The eviction of 16 working families in the middle of winter has struck many community leaders as a rather harsh move, and several activists have stepped up to offer help to the affected families.
But this same thing has been going on — on a much smaller scale, one family at a time — ever since Airbnb and VRBO and other vacation rental platforms made it possible to buy up residential homes all over Archuleta County — even overpriced residential homes — and convert them into commercial motel operations that are exempt from commercial-rate property taxes.
I have heard numerous stories about full-time residents evicted from their homes, because the house was being converted into a vacation rental. An STR. A Short-Term Rental.
Although the scale has seemed small… taking place here and there… one house at a time… in fact, the overall effect has been to allow more than 1,200 residential homes in Archuleta County to be converted to commercial motels.
That would be, 1,000 residential homes that, theoretically, could still be providing shelter for full-time residents. Looked at from that perspective, David Dronet’s decision to evict 16 families is a mere drop in the bucket.
What a disturbing bucket it is, however.
This type of bewildering community disaster did not strike all Colorado resort communities equally. According to an August 2021 regional housing study by Root Policy Research:
Almost half (44%) of all the STRs listed in the [Southwest Colorado] region are located around Pagosa Springs (1,290 active rentals), another 38 percent are in and around Durango (1,113 active rentals).
Durango/La Plata County has four times the population of Pagosa Springs/Archuleta County, but Durango stepped up to control the vacation rental disaster two years before our own community leaders even started acknowledging to the economic damage.
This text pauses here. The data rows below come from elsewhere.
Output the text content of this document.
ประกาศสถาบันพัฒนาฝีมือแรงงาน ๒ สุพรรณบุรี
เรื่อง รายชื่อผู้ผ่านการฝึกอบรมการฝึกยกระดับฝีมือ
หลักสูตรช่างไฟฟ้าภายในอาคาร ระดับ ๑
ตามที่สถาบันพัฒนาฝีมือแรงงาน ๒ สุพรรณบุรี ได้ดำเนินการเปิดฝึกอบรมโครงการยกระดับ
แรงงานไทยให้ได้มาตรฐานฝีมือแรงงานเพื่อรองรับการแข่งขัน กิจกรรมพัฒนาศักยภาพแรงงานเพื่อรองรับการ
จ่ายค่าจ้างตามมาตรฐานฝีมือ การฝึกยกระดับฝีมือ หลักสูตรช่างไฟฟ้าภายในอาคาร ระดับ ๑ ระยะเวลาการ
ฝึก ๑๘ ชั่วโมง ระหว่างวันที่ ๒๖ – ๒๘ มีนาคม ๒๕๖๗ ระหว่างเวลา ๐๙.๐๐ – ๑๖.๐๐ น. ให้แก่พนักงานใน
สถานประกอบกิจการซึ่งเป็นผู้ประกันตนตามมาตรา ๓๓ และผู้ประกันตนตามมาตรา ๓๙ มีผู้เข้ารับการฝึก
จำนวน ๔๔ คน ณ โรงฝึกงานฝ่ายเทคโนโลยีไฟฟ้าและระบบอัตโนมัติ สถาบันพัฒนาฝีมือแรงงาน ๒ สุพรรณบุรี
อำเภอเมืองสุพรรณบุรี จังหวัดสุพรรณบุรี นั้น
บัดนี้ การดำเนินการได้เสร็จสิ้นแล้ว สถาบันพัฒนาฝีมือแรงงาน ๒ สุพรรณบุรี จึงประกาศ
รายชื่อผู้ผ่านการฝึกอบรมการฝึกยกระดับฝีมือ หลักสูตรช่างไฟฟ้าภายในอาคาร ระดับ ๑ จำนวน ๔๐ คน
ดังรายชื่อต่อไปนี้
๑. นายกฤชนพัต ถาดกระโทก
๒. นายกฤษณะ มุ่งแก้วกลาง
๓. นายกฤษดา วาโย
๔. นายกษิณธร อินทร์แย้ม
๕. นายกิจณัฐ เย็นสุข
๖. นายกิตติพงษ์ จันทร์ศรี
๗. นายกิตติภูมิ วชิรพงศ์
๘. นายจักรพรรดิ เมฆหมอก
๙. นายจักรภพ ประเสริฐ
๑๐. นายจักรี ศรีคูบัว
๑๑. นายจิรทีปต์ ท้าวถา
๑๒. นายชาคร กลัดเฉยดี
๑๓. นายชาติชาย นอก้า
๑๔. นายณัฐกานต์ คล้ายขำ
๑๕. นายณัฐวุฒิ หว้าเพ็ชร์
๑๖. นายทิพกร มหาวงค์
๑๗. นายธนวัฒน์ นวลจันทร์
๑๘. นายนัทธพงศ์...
Pagosa now has an STR crisis that is, essentially, four times as serious as the one in Durango, compared to population. But the Archuleta Board of County Commissioners continues to allow unlimited approvals of new vacation rentals. The Town government finally established a cap last year — but only in residential-zoned districts. So the Town is also continuing to welcome unlimited new vacation rental applications in mixed-use commercial districts.
How is the ‘free market’ doing, at resolving Pagosa’s housing crisis? Well, by all reasonable measures, we are seeing more tourists than ever, who are spending more money than ever and living more comfortably than ever — while the housing crisis has only grown worse for local families over the past five years, even though everyone is fully aware of the crisis.
And I do mean, everyone.
In my opinion, the ‘free market” plays an important role in our society, but it doesn’t seem to care if working families are paying half their income for housing and the other half on child care and student loans, with a few dollars left over for an occasional meal at McDonalds.
The ‘free market’ apparently doesn’t care if 16 families are kicked out of their homes in the middle of winter. Or if 1,290 residential homes have been converted into commercial motels. The ‘free market’ cares primarily about one thing. Maximum extraction of profits, from whatever enterprise.
The ‘free market’ does certain things well, and makes a huge mess out of other things.
The housing crisis is one of the things, here in Archuleta County, that the ‘free market’ has utterly failed to resolve. Quite the contrary; the ‘free market’ continues to make the situation worse, here in Pagosa Springs.
“Company housing” is a solution of sorts, in a “company town”. But it’s a double-edged sword.
Imagine, for example, that you have a job working at, say, the Springs Resort… and you are living in an apartment owned by the Springs Resort. And you decide, for whatever reason, to take a job with a different employer.
What are the chances you will be evicted from your apartment? Maybe even, in the middle of winter?